The term “knowledge workforce” refers to those individuals who make their living primarily by developing and using KNOWLEDGE in their daily work. The knowledge workers are our planners, analyzers, organizers, programmers, doctors, lawyers, scientists, marketers and designers whose contributions transform our business, commerce and government worlds.
Because we can see the manual labor that constitutes most blue-collar work, it is fairly easy to determine when blue-collar employees are working. But how does one know when a knowledge worker or professional is actually working. Since a great deal of what they do takes place in their heads, we can never be quite sure. Moreover, many knowledge workers work from home, their cars, or somewhere on the road where their managers and bosses rarely see them face to face. How do we know how hard they are working?
Evaluating the work of highly mobile, professional knowledge workers is one of the big challenges for managers in our high technology, information age. This is why so many managers are happy when they can see their knowledge workforce in a confined workspace during an average day. At least they are present. But such happiness is often illusory. These employees may be at work but are they working?
Fans of the movie “Office Space” frequently recall the scene where knowledge worker Peter Gibbons enthusiastically explains to several efficiency consultants that he effectively does less than 15 minutes of “real Work” in an average week. We laugh, yet know intuitively that wasting time at work for many knowledge workers is a high art.
To undertake a realistic assessment of the VALUE of a knowledge worker’s output, today’s managers must get past the concept of TIME and the weight we place on its importance. The eight-hour day. The 40-80 hour work week. Billable hours. Hourly pay rates. Timed breaks. Reporting and leaving times. Core hours. These are all basic elements of how we think about work and monitoring these time matters, occupies a lot of many manager’s attention. But none of these time elements, unfortunately, correlates directly to the quality or value of an individual’s output whatever that might be.
Two baseball players may each have exactly the same number of plate appearances/times at bat but the productive output of one is often far superior to the other. Two musicians may practice their instruments the same number of hours but the virtuosity of one will often far exceed that of the other. It is a fact of life that some people can simply produce higher quality results in less time and with less effort, than many of those around them.
Now I am not about to suggest that we forget all about time from now on. It is, and will continue to be, an organizing pillar of modern-day work in both the private and public sector. But the best managers understand that a far more important issue is productivity and its quality, not time on the job.
If we believe in a meritocracy at work where the highest quality producers receive appropriate rewards and recognition compared to others, then managers need to be clear in their own minds about what those quality production standards are. More importantly, these standards need to be clearly communicated to the workforce so individuals understand the judgement criteria they will face.

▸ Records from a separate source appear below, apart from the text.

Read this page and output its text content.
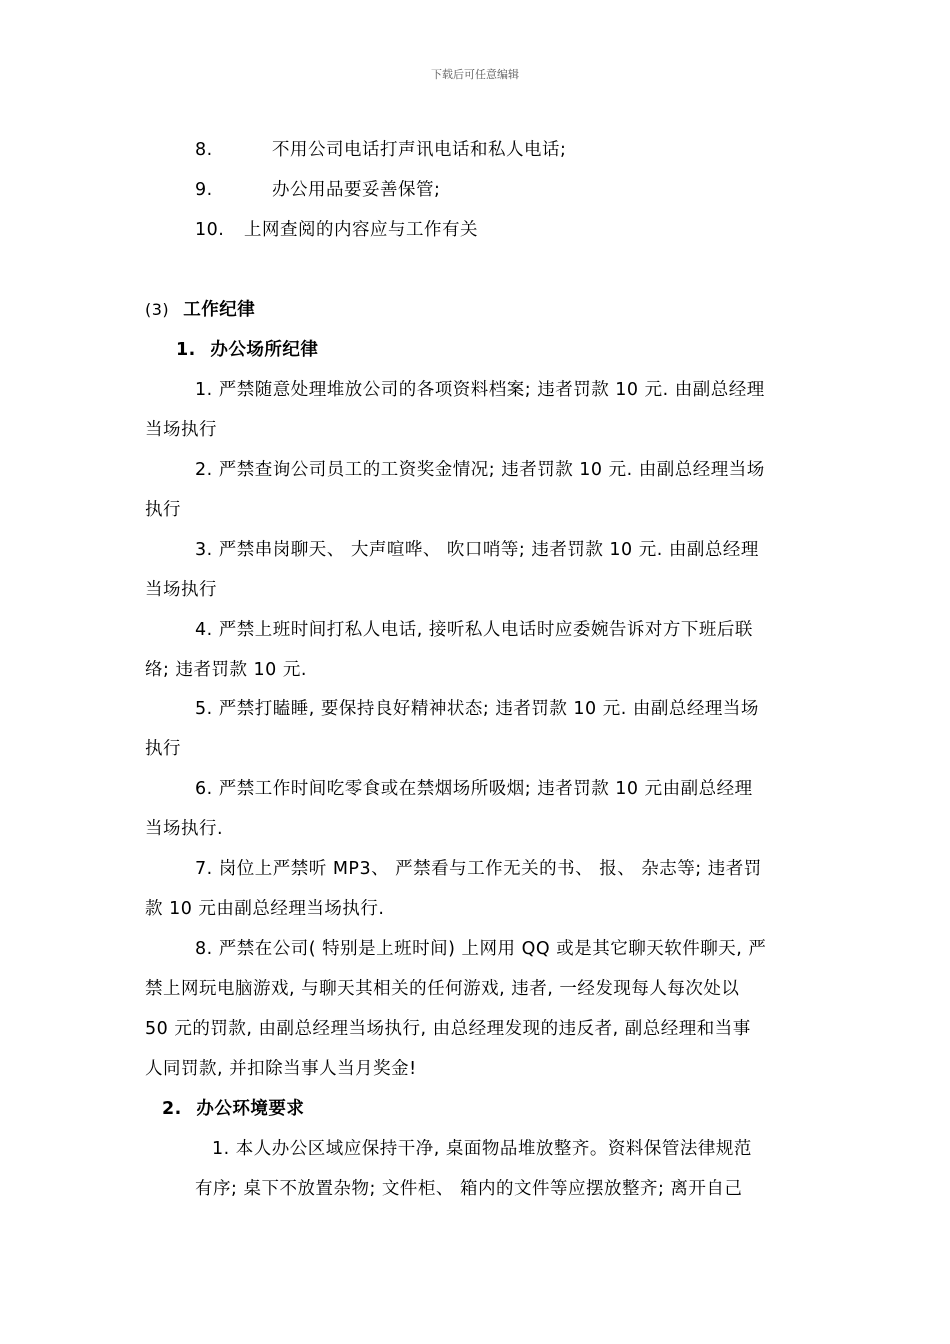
下载后可任意编辑
8.	不用公司电话打声讯电话和私人电话;
9.	办公用品要妥善保管;
10. 上网查阅的内容应与工作有关
(3) 工作纪律
1. 办公场所纪律
1. 严禁随意处理堆放公司的各项资料档案; 违者罚款 10 元. 由副总经理
当场执行
2. 严禁查询公司员工的工资奖金情况; 违者罚款 10 元. 由副总经理当场
执行
3. 严禁串岗聊天、 大声喧哗、 吹口哨等; 违者罚款 10 元. 由副总经理
当场执行
4. 严禁上班时间打私人电话, 接听私人电话时应委婉告诉对方下班后联
络; 违者罚款 10 元.
5. 严禁打瞌睡, 要保持良好精神状态; 违者罚款 10 元. 由副总经理当场
执行
6. 严禁工作时间吃零食或在禁烟场所吸烟; 违者罚款 10 元由副总经理
当场执行.
7. 岗位上严禁听 MP3、 严禁看与工作无关的书、 报、 杂志等; 违者罚
款 10 元由副总经理当场执行.
8. 严禁在公司( 特别是上班时间) 上网用 QQ 或是其它聊天软件聊天, 严
禁上网玩电脑游戏, 与聊天其相关的任何游戏, 违者, 一经发现每人每次处以
50 元的罚款, 由副总经理当场执行, 由总经理发现的违反者, 副总经理和当事
人同罚款, 并扣除当事人当月奖金!
2. 办公环境要求
1. 本人办公区域应保持干净, 桌面物品堆放整齐。资料保管法律规范
有序; 桌下不放置杂物; 文件柜、 箱内的文件等应摆放整齐; 离开自己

This is not easy for many managers to do. There is no magic formula, as standards regarding production and quality vary from industry to industry, business to business, profession to profession. But the best managers work hard at this because they understand it is the key to empowering subordinates and allowing them to find their own paths to success.
Being able to set standards and quality expectations for subordinates and then holding them to those benchmarks, frees managers from fretting about whether folks are working, or are simply at work. It frees them from wondering what people are doing when they cannot be seen. As long as productive knowledge workers routinely deliver the required high quality results, in appropriate timeframes, how long it took them to do so becomes a rather moot point.
Many of today’s organizations have already moved substantially beyond clock watching and time card punching in managing their workforce. Current trends and technological developments will undoubtedly accelerate the pace. So managers, for now do the best you can to focus on the product for which you are responsible and its quality, and worry only about those time matters that you must.
Categories: Exercising Responsibility, Managing & Leading, Managing People, Motivating Top Performance
My wife ended her career with a boss who hounded her about taking too long to advise students on courses to take for the next semester.
I have a good friend who is a handyman..He works for restaurants. They think he bills too high, on an hourly basis. Fact is, he is just able to get the jobs done in half the time of other handymen. Actually this works out to the managers, as he’s outa there B4 the customers start arriving for lunch.
This is a great blog!
A suggestion:
As long as productive knowledge works routinely and delivers the required high quality results, in appropriate timeframes, how long it took them to do so becomes a rather moot point.
More importantly, these standards need to be clearly communicated to the workforce so individuals understand the judgment criteria they will face.